In that situation, a runner from first base and even the batter himself might continue to home plate in a mad dash to try to score a run while the ball is out there bouncing around. On the play that Jeter made, the best throw that the right fielder could manage, by the time he finally could corral the ball, was a hurried, off-line throw into the infield - to no one in particular, as it turned out. Except that Jeter’s baseball instincts told him to put himself in position to make a play. Jeter’s training put him instinctively where he needed to be in order to make a relay to his catcher, thereby turning a potentially big play by the offense into a big play instead for the defense.
Teel relishes in telling this story because it crystallizes the purpose and mission of the Super-17 program. Practice makes perfect, provided the practice focuses on the right aspects of the game. Derek Jeter’s heads-up play emphasizes that players can make a difference in the outcomes of games by playing with intelligence as well as with their physical gifts.
Speaking of players’ physical gifts, few sports related topics irk Jack Cust more than the issue that will not go away – namely, the unfortunate, seemingly never-ending problem of performance enhancing substances. As much as anything, Cust wants young athletes to know that they can aspire to great heights in baseball through proper training and conditioning, both physical and mental, “without drug enhancements.”
In talking with Coach Cust one soon realizes that, although understated, that perspective, that mission, energizes his vision for the Super-17 program at least as much as the showcasing of New Jersey’s extraordinary baseball talent to college and professional scouts. Lovers of baseball throughout the Garden State may take heart that, as the tabloid sensationalism emerging from professional athletes’ abuse of steroids continues nipping away at the integrity of the game, the purity of purpose defined by the NJ Super-17 Program reinvigorates it each time one of the program’s players takes the field.

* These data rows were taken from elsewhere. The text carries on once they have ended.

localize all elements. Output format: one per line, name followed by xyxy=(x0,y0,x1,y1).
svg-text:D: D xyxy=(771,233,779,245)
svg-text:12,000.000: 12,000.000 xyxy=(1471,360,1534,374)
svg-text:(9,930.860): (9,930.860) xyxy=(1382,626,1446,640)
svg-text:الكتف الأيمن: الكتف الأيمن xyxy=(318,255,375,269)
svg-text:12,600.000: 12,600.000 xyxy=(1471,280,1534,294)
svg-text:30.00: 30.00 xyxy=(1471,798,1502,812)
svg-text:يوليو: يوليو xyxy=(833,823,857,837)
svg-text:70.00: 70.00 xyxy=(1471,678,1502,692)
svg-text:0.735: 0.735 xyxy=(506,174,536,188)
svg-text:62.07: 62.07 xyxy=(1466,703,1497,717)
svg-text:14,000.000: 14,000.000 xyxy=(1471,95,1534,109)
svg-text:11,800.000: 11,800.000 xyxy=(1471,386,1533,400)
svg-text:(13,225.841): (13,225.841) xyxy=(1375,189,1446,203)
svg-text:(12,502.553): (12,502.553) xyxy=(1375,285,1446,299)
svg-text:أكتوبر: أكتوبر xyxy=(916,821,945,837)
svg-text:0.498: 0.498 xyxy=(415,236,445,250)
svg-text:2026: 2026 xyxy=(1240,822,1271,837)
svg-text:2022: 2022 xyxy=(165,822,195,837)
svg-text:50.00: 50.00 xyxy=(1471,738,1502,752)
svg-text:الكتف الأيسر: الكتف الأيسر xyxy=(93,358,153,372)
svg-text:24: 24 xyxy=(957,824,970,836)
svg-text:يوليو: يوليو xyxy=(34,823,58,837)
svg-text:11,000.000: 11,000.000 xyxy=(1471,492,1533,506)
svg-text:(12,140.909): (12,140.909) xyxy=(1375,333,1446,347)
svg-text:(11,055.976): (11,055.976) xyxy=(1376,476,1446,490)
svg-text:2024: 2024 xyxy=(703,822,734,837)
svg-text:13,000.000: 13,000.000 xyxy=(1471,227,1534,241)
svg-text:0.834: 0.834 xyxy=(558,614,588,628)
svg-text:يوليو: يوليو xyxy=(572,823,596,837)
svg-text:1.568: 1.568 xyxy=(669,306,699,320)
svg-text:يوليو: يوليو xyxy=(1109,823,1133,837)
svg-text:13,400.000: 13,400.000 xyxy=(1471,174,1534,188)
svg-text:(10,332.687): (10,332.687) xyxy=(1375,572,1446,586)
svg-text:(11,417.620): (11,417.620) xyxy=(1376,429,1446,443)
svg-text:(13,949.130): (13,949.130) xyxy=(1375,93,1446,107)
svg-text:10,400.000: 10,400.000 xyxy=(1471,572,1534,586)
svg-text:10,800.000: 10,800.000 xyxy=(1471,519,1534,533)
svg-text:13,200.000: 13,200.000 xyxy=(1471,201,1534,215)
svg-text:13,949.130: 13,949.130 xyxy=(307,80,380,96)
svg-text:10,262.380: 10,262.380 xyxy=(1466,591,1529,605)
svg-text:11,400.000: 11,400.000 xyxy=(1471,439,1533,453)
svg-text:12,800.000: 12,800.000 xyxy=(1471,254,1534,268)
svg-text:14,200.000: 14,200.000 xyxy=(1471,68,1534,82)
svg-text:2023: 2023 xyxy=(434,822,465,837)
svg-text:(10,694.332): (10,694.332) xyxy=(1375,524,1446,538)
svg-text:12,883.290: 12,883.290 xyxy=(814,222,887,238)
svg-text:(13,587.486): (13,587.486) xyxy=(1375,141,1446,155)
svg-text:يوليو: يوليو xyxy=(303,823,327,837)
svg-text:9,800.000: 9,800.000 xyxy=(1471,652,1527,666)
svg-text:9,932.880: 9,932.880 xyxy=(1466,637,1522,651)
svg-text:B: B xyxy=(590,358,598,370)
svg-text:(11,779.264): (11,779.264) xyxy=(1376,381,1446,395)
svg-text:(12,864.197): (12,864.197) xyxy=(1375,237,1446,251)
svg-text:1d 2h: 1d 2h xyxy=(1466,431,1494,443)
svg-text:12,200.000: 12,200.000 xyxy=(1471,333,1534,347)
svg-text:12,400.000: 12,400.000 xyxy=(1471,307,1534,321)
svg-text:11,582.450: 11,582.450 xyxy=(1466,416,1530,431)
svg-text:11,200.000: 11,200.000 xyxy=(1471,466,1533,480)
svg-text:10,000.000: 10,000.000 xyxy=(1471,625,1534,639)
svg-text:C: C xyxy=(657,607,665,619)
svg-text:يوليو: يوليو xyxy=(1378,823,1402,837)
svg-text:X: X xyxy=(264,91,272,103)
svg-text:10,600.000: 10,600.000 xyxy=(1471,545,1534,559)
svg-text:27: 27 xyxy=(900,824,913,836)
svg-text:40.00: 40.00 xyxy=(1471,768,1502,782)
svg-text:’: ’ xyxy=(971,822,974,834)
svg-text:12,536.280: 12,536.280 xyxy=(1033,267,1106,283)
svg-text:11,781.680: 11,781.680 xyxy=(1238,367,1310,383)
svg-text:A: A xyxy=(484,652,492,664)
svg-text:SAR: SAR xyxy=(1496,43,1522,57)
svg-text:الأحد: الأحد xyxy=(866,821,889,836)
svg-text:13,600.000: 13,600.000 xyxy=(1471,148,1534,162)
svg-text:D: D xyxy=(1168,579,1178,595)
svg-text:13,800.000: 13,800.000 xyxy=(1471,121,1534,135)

With messages like these coming from knowledgeable professionals like Barth, Cust, Gallagher, and Teel, young ball players cannot help but gain a new respect for their bodies and their minds as they mature through their adolescence and teenage years. That messages like these still exist in youth sports bolsters hope that young people may, in fact, continue to learn important values of life from their early experiences in competitive sports. A refreshing reality, indeed, amidst the growing controversy surrounding illegal use of steroids and other performance-enhancing substances.
Hunterdon County Baseball looks forward to following the exploits of the Super-17 Program and its players throughout the 2005 season. In the Fall ’05 issue, HCB will provide a comprehensive assessment of the new league’s first full year of operation. In the meantime, we wish Coaches Barth, Cust, Galagher, and Teel the best of luck as they embark on their ambitious undertaking. We especially hope, and expect, that college and professional scouts will take notice as never before of the abundance of baseball talent that exists both in the Garden State generally as well as right here in Hunterdon County.